The module will provide students with new experiences and abilities in critical thinking and appraisal that will enhance their confidence, as well as resourcefulness. The knowledge gained through this module as well as the skillsets gained through workshops and assessments will be of value when students progress to their next stage of their careers in data sciences and informatics. Further the module will include talks and guest speakers who will also touch on potential career avenues in the areas of Big Data and biomedicine and health.

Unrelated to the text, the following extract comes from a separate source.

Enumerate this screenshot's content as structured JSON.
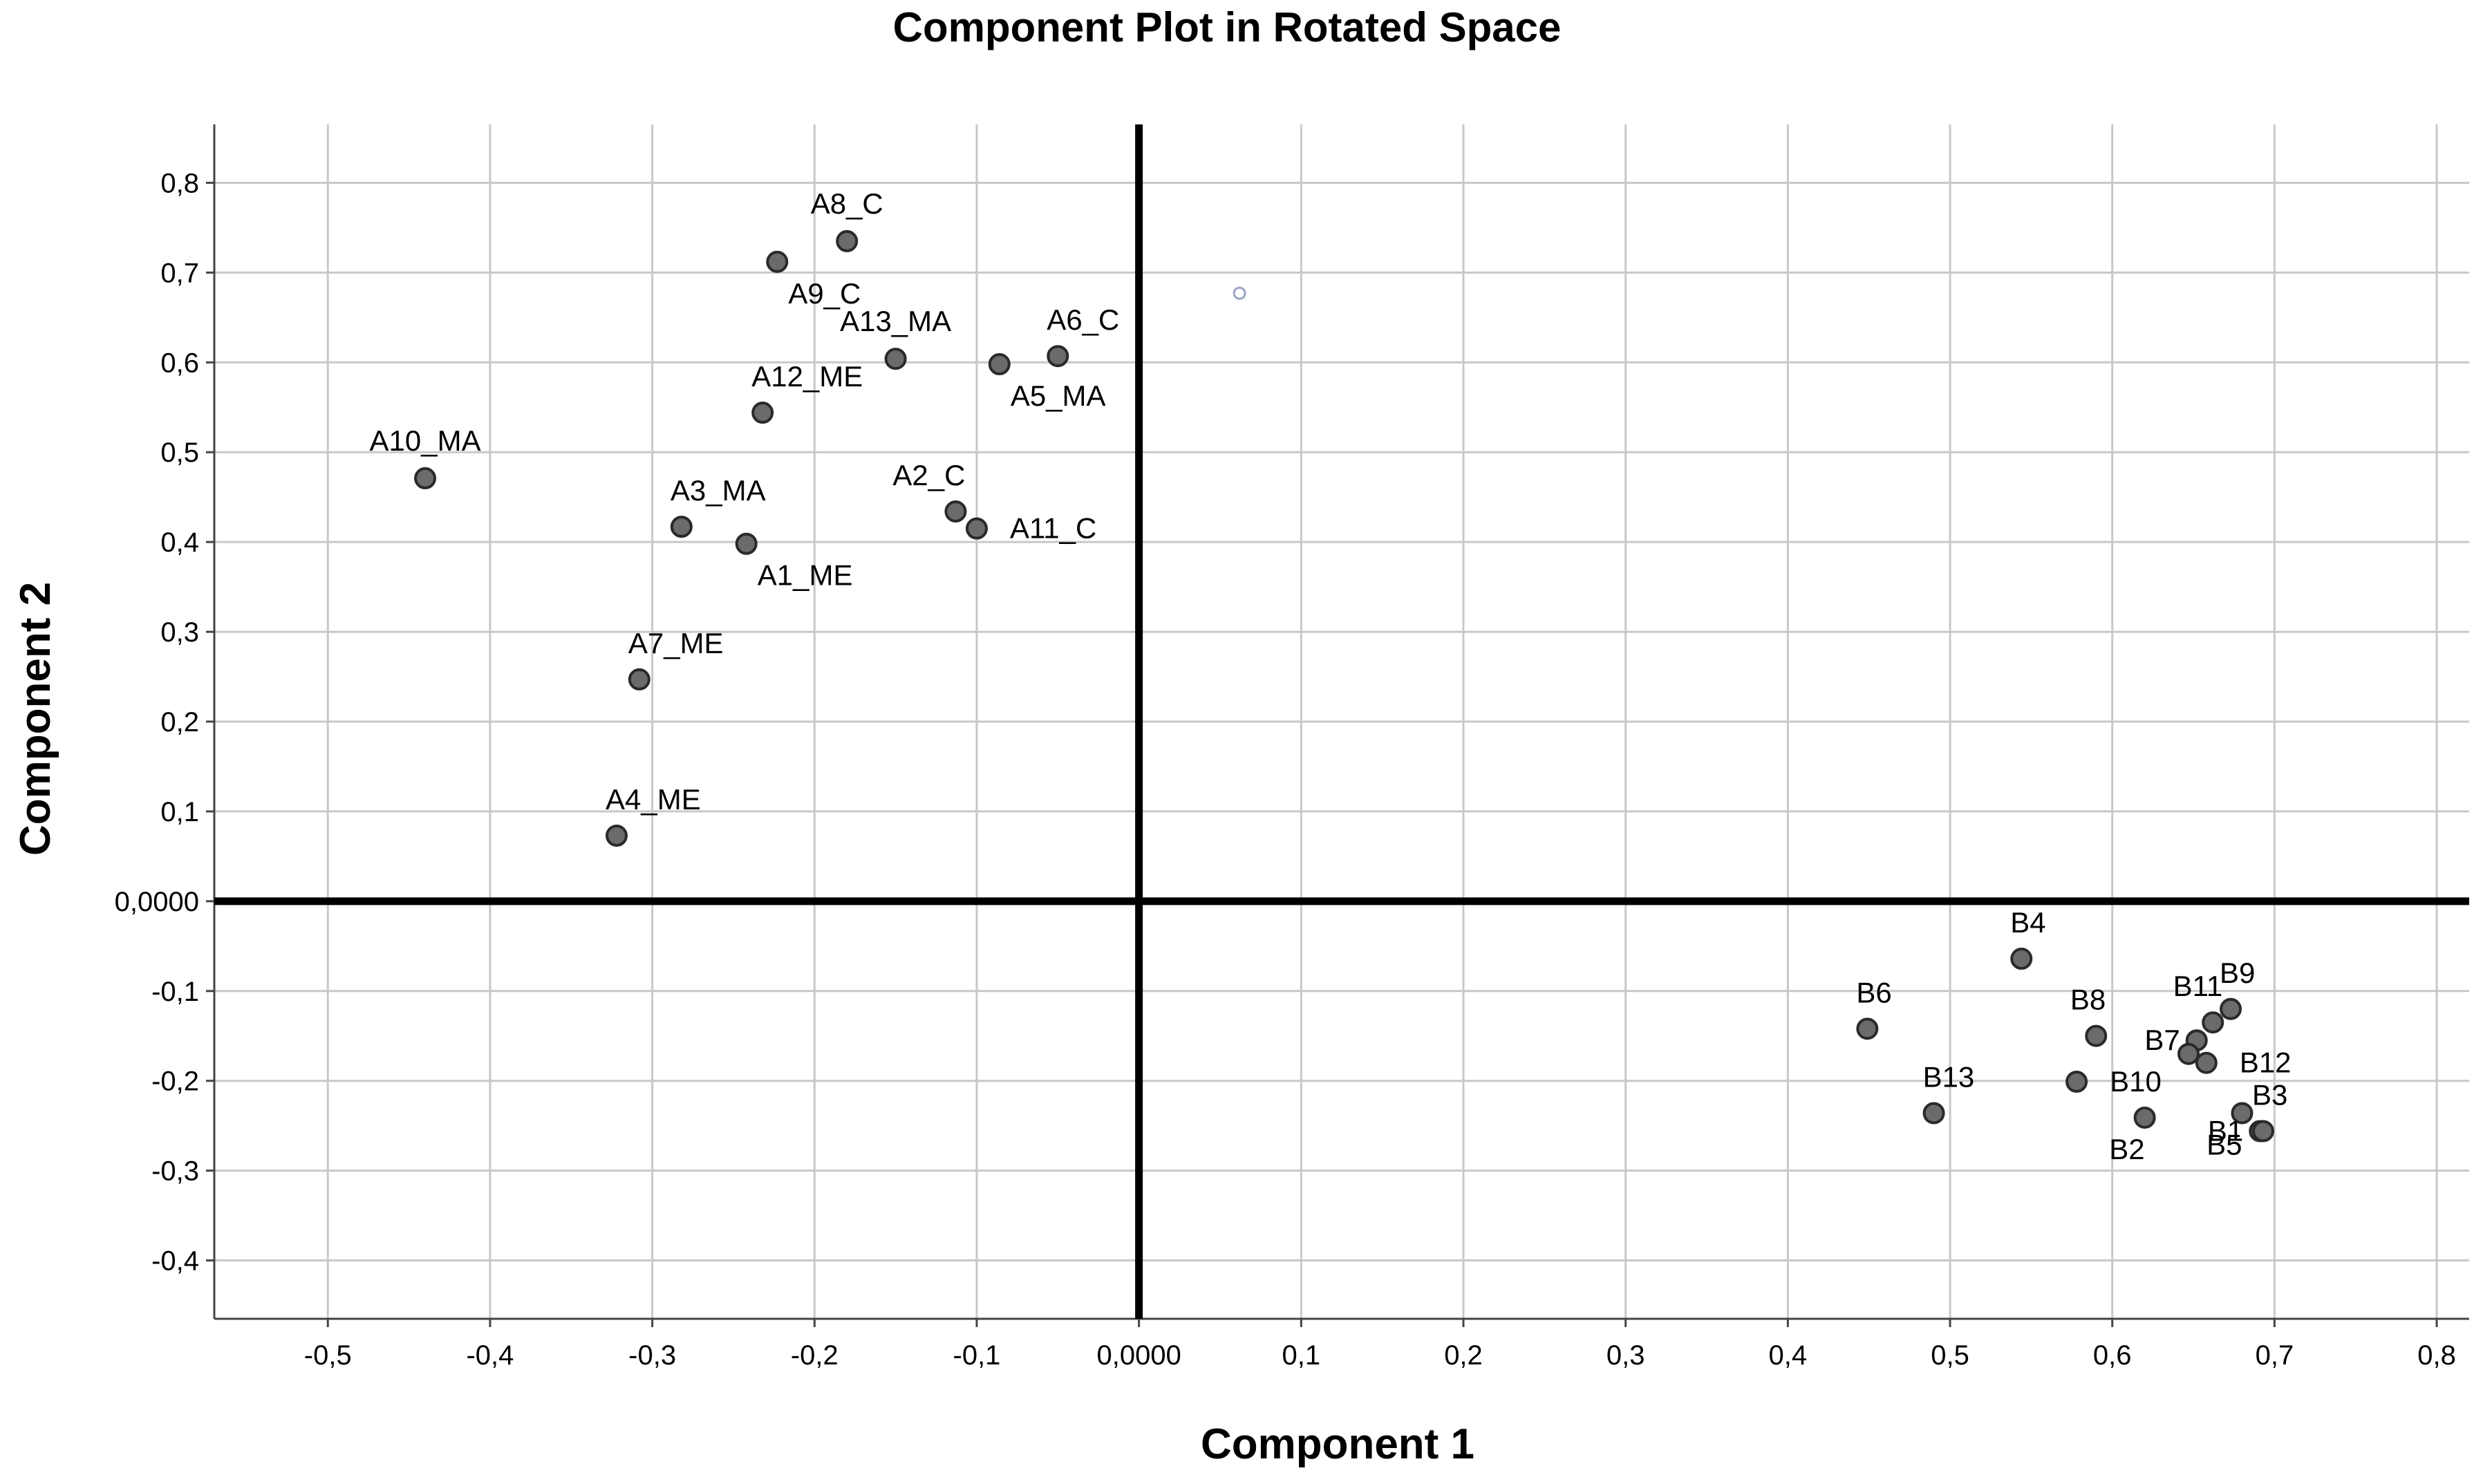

Indicated Lecture Hours (which may also include seminars, tutorials, workshops and other contact time) are approximate and may include in-class tests where one or more of these are an assessment on the module. In-class tests are scheduled/organised separately to taught content and will be published on to student personal timetables, where they apply to taken modules, as soon as they are finalised by central administration. This will usually be after the initial publication of the teaching timetable for the relevant semester.

Reading list

https://readinglists.surrey.ac.uk
Upon accessing the reading list, please search for the module using the module code: BMSM034

Other information

The MSc Health and Biomedical Informatics is committed to developing graduates with strengths in Employability, Digital Capabilities, Global and Cultural Capabilities, Sustainability, and Resourcefulness and Resilience. This module is designed to allow students to develop knowledge, skills, and capabilities in the following areas:

  • Digital Capabilities: This module will further develop the students’ digital capabilities through a gained understanding of how data is generated, stored, and handled, to support research and efficient systems. Students will also be introduced to a number of Big Data resources in health/biomedicine, gaining hands-on experience in gaining access though the use of data portals. Further, digital capabilities will be enhanced through the development of a graphical (digital) presentation of knowledge summary, as part of the assessment. 
  • Resourcefulness and Resilience: Small group work within structured workshops will provide students with the opportunity to work collaboratively through the problem-solving cycle, as well as provide peer-to-peer feedback. This, as well as new skills gained in graphical and written presentations of ideas and analyses will enhance the student’s resourcefulness, confidence and self-assurance.
  • Global and Cultural Capabilities: While Big Data has many advantages and potential for benefit to society, there are also many pitfalls that need consideration. Data may be biased, and could therefore lead to bias in any results obtained from the analysis of these data. This module will introduce students to global resources that help shape how we deliver a beneficial impact to society. Students will reflect on cultural and ethical aspects that relate to the collection and use of Big Data, and how this is being applied in health and Biomedicine.
  • Employability: The knowledge gained through this module as well as the skillsets gained through workshops and assessments, in particular in scientific presentation, will provide students with experience that will directly benefit their future careers. Familiarisation with existing Big Data resources, and a founded understanding of how these can and should be used are essential for students to take the next steps in the areas of health and biomedical data sciences and informatics. Guest lectures will also introduce to students to relevant areas for career development and progression.
  • Sustainability: The Big Data resources that will be covered throughout the module are helping in making health and biomedical research more sustainable, by allowing for effective data gathering and usage. Big Data resources, and in particular those that are publicly available, allow for sustainable re-use of data for a range of purposes, reducing the need for further animal experimentation, lab work, and data collection.

Please note that the information detailed within this record is accurate at the time of publishing and may be subject to change. This record contains information for the most up to date version of the programme / module for the 2025/6 academic year.